JACKSONVILLE, Ala. (WIAT) — A lot of what Lisa saw around her was fake, but in a new novel by a longtime Alabama journalist, she learned to “tell it true.”
In his new book, “Tell it True,” former Anniston Star reporter Tim Lockette tells the story of Lisa Rives, a high school newspaper editor who fights to cover an execution in person.
The book is set in Beachside, Alabama, a fictional town along a lake formed by the building of an Alabama Power dam.
Lockette calls the novel, his second, a “north Alabama book.”
“There’s a landscape that people here would recognize,” said Lockette, who grew up in Jacksonville and lives there today. “I like to give people a clear picture of Alabama. I try to leave out the things that are stereotypical of the state in the book — the things that don’t exist very much.”
In some ways, “Tell It True” is a story that could only happen in Alabama. Its plot reflects the realities of the Yellowhammer State in a way that allows Lockette’s intimate knowledge of Southern life to shine through.

(Courtesy of Tim Lockette)
Lisa is confronted with signs her father is having an affair with his staffer. She’s forced to cope with sexual harassment by classmates and unfair, unrealistic beauty standards imposed by her mother. She’s pushed, even in the novel’s first pages, to deal with complicated but critical questions about the ethics of journalism.
The main characters in “Tell It True” are women, something Lockette said comes from his desire to both challenge gender roles and simply reflect the experiences he’s had with women in his own life.
“Somehow, my male characters were always really passive,” he said of his past work. “They were like narrators. And there was always a female friend who would step in and be the active character. There were moms and teachers who always had really smart things to say. And I found that if I write a character, a teacher who is like my mom, or a teacher who is like teachers that I’ve had, I can suddenly say something better.”
The development of women characters provided Lockette an avenue to help, he thinks, tell it true.
“I have these quotes that are way wiser than I could make up myself. Just pretending to be them made me smarter,” he said. “And I wound up when I finally decided I’m just going to eliminate the boy and just have the active girl and have all these wise women around, everything clicked so much better. It was really strange. I realized I don’t want to be stealing somebody’s voice or stealing somebody’s role, but I’ve got to write the characters that work.”
What’s clear throughout the book is Lockette’s genuine and deep-rooted respect for the newspaper as an institution, a respect that Lisa develops through the course of the story.
“I see the newspaper as a place where if you die and you’ve worked at a foundry your whole life, and you never had anybody pin a medal on your chest or you never been awarded an honorary degree or anything like that — you’re just a regular joe — somebody writes a story about you and your life, and you are recognized and honored in the obituary page,” he said.
This type of service, he said, while increasingly rare in today’s media landscape, is one to which we should all be entitled.
“It feels to me like a basic form of dignity that a human being should have, that Americans should have,” he said. “I see the newspaper as a place where the daily lives of average people are lifted up for their peers to see, and a place where the daily life of our democracy is recorded.”
When it comes to the story’s heaviest subject, an execution of a condemned inmate, Lockette’s attention to detail is at its finest.
The story draws on Lockette’s own experience covering five executions, three of which he attended.
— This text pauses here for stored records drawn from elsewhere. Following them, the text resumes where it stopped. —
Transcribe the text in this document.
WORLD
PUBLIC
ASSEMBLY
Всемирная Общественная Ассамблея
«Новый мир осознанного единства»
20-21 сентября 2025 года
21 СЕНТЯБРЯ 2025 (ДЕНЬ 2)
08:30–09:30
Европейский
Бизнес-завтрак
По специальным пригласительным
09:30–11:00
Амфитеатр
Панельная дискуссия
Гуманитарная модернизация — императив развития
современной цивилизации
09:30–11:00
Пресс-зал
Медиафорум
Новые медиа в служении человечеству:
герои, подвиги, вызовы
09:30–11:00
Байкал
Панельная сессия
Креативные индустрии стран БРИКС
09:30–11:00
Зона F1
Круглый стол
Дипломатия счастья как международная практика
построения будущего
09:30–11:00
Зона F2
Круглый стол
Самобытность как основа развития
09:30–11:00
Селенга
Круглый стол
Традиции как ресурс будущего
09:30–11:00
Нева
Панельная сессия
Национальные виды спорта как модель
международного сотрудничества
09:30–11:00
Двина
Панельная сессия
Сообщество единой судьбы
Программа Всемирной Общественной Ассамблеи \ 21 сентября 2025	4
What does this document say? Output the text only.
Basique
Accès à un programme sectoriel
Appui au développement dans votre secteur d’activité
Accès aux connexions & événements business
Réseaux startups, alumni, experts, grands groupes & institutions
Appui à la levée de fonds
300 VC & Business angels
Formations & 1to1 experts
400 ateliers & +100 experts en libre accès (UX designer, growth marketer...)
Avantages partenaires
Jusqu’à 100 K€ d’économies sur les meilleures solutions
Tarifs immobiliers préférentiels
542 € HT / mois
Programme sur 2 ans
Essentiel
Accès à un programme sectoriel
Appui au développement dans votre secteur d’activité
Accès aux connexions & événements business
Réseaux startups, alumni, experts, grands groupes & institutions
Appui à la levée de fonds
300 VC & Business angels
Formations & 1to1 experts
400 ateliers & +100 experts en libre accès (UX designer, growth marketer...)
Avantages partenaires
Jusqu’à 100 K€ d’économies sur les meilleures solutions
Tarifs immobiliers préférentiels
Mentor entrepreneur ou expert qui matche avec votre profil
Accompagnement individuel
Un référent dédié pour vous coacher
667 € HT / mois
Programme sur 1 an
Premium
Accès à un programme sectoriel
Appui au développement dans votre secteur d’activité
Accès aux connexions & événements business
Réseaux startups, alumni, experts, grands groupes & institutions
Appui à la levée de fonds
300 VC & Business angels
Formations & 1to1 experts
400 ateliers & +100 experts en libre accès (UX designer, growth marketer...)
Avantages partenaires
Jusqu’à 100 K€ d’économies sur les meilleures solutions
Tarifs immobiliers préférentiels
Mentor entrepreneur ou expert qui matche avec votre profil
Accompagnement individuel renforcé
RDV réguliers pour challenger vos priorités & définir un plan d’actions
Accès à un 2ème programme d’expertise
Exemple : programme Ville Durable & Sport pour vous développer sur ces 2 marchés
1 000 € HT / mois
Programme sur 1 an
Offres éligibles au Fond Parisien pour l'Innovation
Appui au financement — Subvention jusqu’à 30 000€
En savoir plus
He said witnessing such a process changes you, something his main character had to learn for herself.
“Lisa, she goes into this thinking, ‘How big of a deal can it be?’ And I think a lot of people do this when they cover something like an execution,” he said. “You underestimate the impact it will have on you. And as you get older, as you develop, perhaps, more respect for life, it weighs on you more.”
The release of “Tell It True” comes when Alabama is set to send a man to his death. Willie B. Smith, a death row inmate with an IQ of around 70, is set to be executed on Oct. 21, barring further court action or a stay from Gov. Kay Ivey. The State of Alabama has limited press access to witness the lethal injection to only one reporter from the Associated Press. Media outlets and organizations have expressed opposition to the restrictions.
Lockette said he, too, opposes the limitation on press access to Smith’s execution.
“Reporters — in the plural — should be there because it is a difficult thing to witness,” he said. “It’s a difficult thing to go through. And reporters need more colleagues there with them to help out, in a way.”
Lockette said given that the death penalty is partly, at least in theory, a means of deterring crime, even supporters of the policy should be in favor of openness around executions.
“If you believe in the death penalty, you believe in death penalty transparency, I would think,” he said. “You’d want it to be known how all this is done. So it makes the secrecy that sometimes emerges seem strange to me. I don’t understand the unwillingness to be forthcoming about this.”
Lockette said he’s not yet sure if Lisa will reappear in another novel, but he said he does have some ideas about what she’s up to now.
“I’ve got a list of ideas,” said Lockette, who now teaches English at Jacksonville State University. “But I’ve got lots of papers to grade. And so right now, students come first.”